ホテル内での物品に関するトラブル(盗難・破損・忘れ物等)
フロントやクロークにおける預かり品の盗難・破損
原則としてホテルに損害賠償責任あり
ホテル・旅館では,フロントやクロークにおいて,宿泊客の物品を預かる機会があります。これらの預かり品について盗難や破損があった場合,ホテル・旅館は何らかの賠償責任を負うのでしょうか。
ホテル等が客の荷物を預かる場合,客との間で寄託契約(民法657条)が成立します。ここにいう寄託契約とは,ホテルが物品の滅失や毀損を防ぐために預かって保管することを内容とするものです。
有償で寄託を受けた者(受寄者)は,善良な管理者の注意をもって寄託品を保存する義務(善管注意義務)を負います(民法400条)。ホテルは宿泊等に関連して荷物を預かる以上は有償での寄託と考えられるので,預かり品について善管注意義務を負います。
したがって,預かり品が盗まれたり破損した場合には,ホテルは原則として善管注意義務違反が認められ,ホテルは損害賠償をしなければなりません。
宿泊約款の効力は?
もっとも,ホテルは外部者からの侵入が容易であって常に盗難の危険が付きまとうこと,多量の預かり品を迅速に処理しなければならないことも多いことから,損害の全責任をホテルが負うことになると,安定したホテル経営をすることができません。

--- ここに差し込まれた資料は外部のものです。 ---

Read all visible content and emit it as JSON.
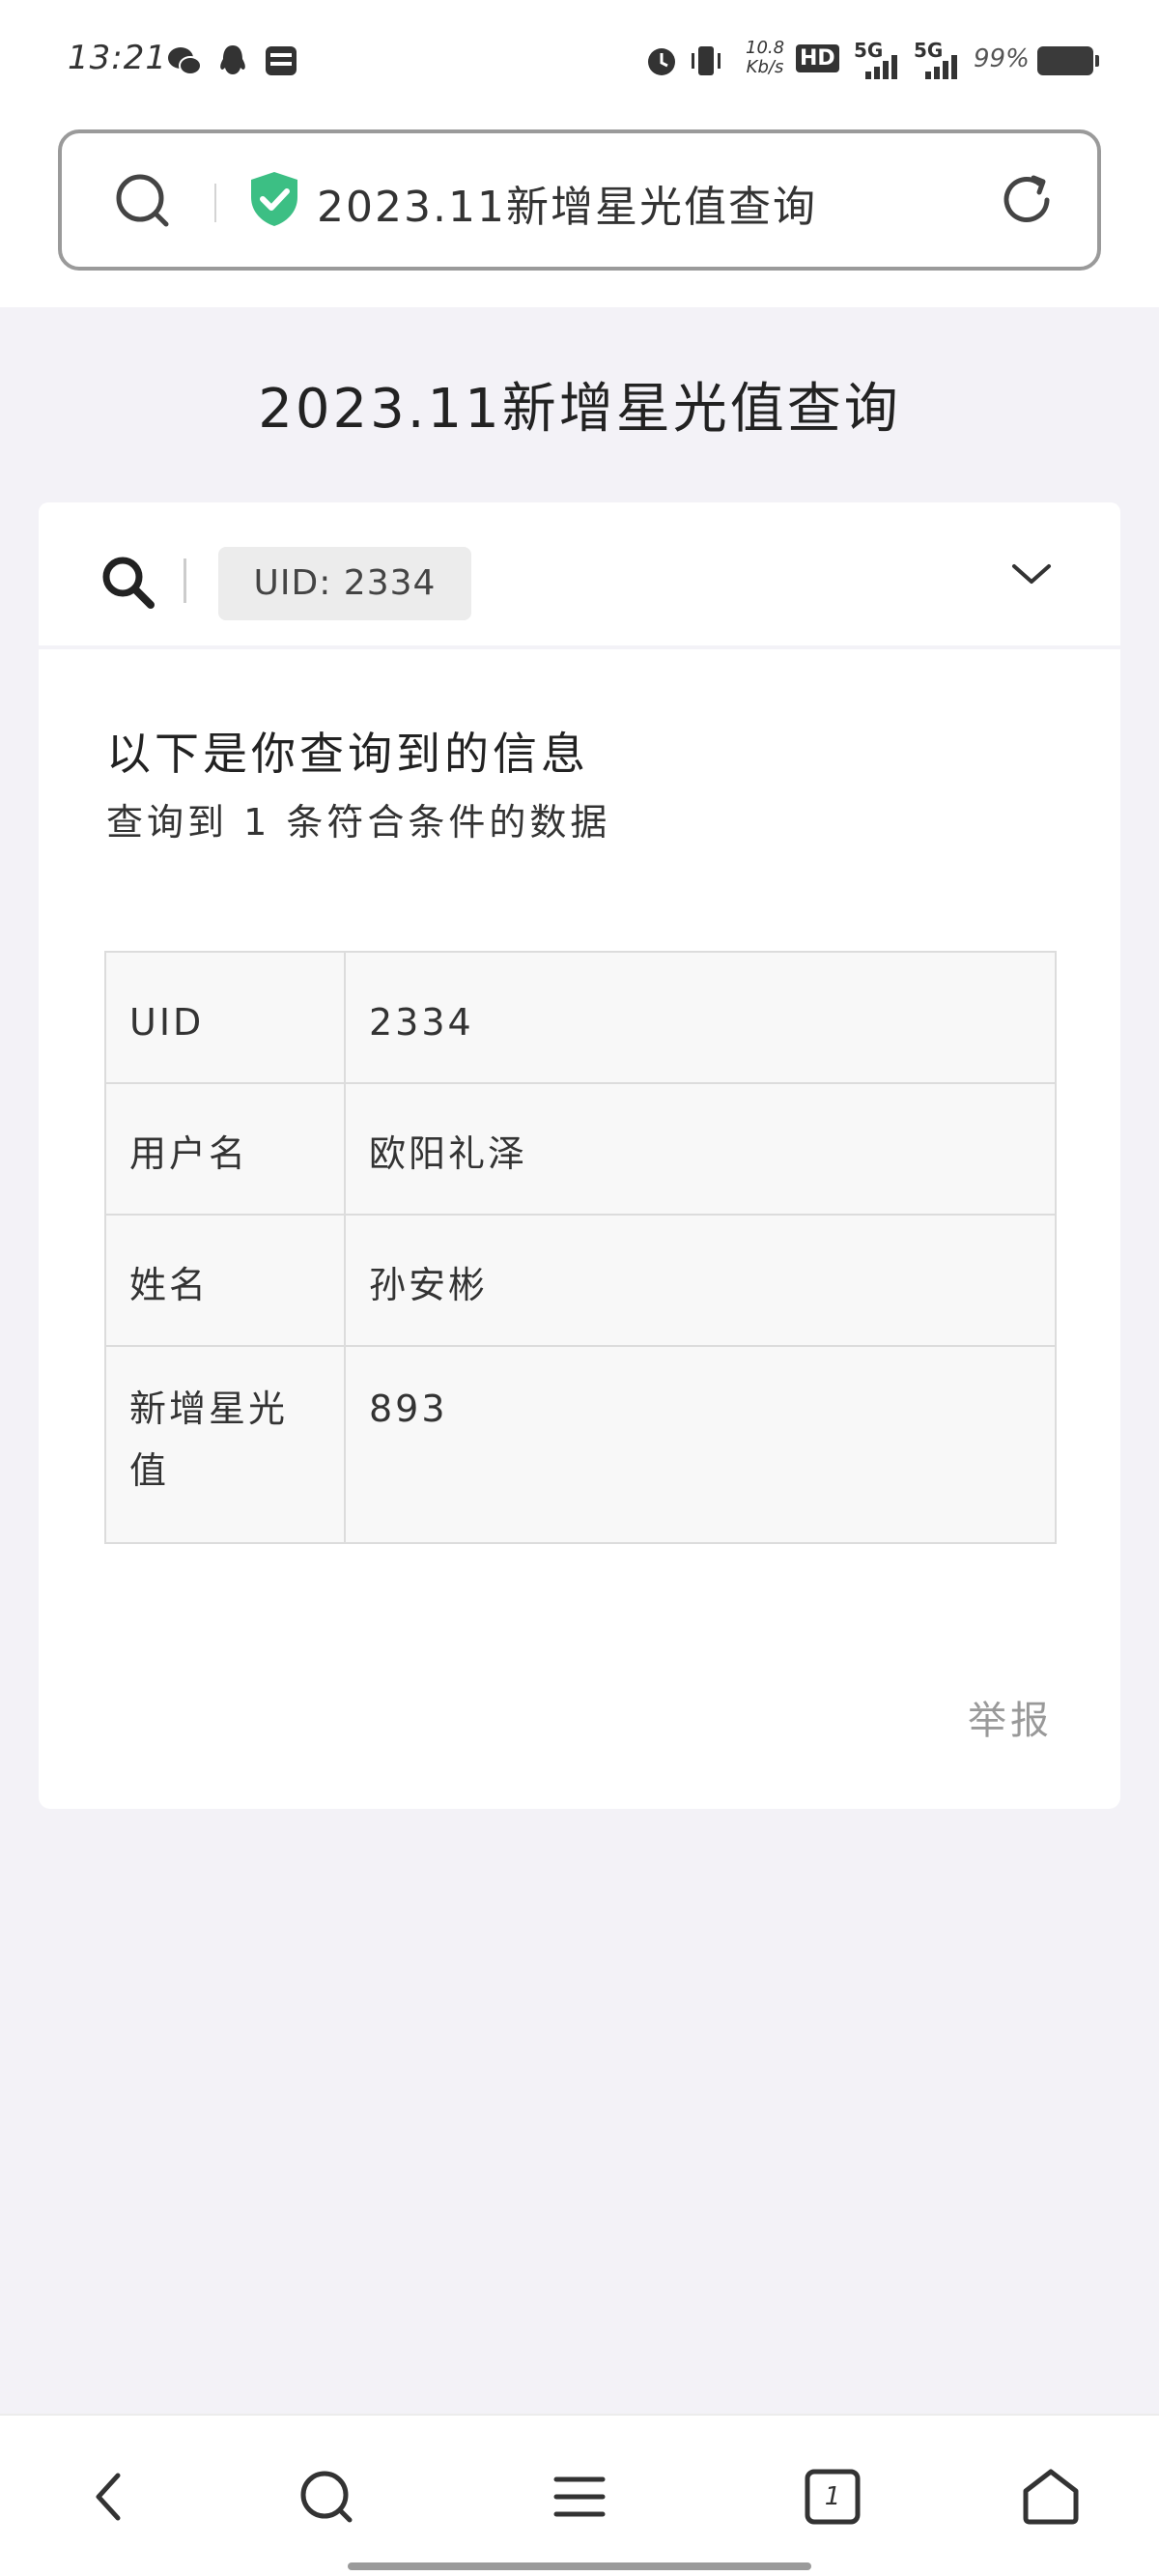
{
  "status_bar": {
    "time": "13:21",
    "net_speed": "10.8 Kb/s",
    "hd_label": "HD",
    "sim1": "5G",
    "sim2": "5G",
    "battery": "99%",
    "icons": [
      "wechat-icon",
      "qq-icon",
      "card-icon",
      "alarm-icon",
      "vibrate-icon",
      "signal-icon",
      "battery-icon"
    ]
  },
  "browser": {
    "address_title": "2023.11新增星光值查询",
    "icons": [
      "search-icon",
      "shield-check-icon",
      "reload-icon"
    ],
    "accent_color": "#3cbf84"
  },
  "page": {
    "title": "2023.11新增星光值查询"
  },
  "search": {
    "uid_tag": "UID: 2334",
    "icons": [
      "search-icon",
      "chevron-down-icon"
    ]
  },
  "result": {
    "heading": "以下是你查询到的信息",
    "count_text": "查询到 1 条符合条件的数据",
    "rows": [
      {
        "key": "UID",
        "value": "2334"
      },
      {
        "key": "用户名",
        "value": "欧阳礼泽"
      },
      {
        "key": "姓名",
        "value": "孙安彬"
      },
      {
        "key": "新增星光值",
        "value": "893"
      }
    ],
    "report_label": "举报"
  },
  "bottom_nav": {
    "items": [
      "back-icon",
      "search-icon",
      "menu-icon",
      "tabs-icon",
      "home-icon"
    ],
    "tabs_count": "1"
  }
}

そのため,宿泊約款において,「貴重品の申告がなかった場合には,〇〇万円を限度として賠償します。」という条項を設けていることがほとんどでしょう。
かかる宿泊約款は有効なのでしょうか?
※モデル宿泊約款15条1項但書
「ただし,現金及び貴重品については,当ホテル(館)がその種類及び価額の明告を求めた場合であって,宿泊客がそれを行わなかったときは,当ホテル(館)は〇〇万円を限度としてその損害を賠償します。」
この点,消費者契約法8条1項2号は,事業者の故意または重過失により消費者に生じた損害を賠償する責任の一部を免除する特約を無効としています。そして判例は,これを拡大して,これを宿泊者が消費者であるか否かを問わずに無効であると判断しています(最高裁平成15年2月28日判決)。
結論として,賠償額を限定する宿泊約款の存否に関わらず,ホテル側に重過失が認められる場合には全損害を賠償しなければなりません。
クロークの鍵をかけ忘れた。
フロントの従業員がフロントを離れた状況で盗まれた。
貴重品が入っていると聞いて預かったが,ロビーのハンガー等にかけておいた。
以上のようなケースには,重過失が認められる可能性が高いと思われます。
ホテルの実務対応
このように,消費者契約法の制定及び最高裁の判例によって,ホテル側の責任が従来より加重されています。
ホテル経営者としては,宿泊客等から荷物を預かる場合には,①貴重品かどうか,貴重品が入っているかどうかを尋ね,②貴重品であるならば種類・価額等を尋ね,③保管方法や場所について一層の注意を払い万全を期することが必要です。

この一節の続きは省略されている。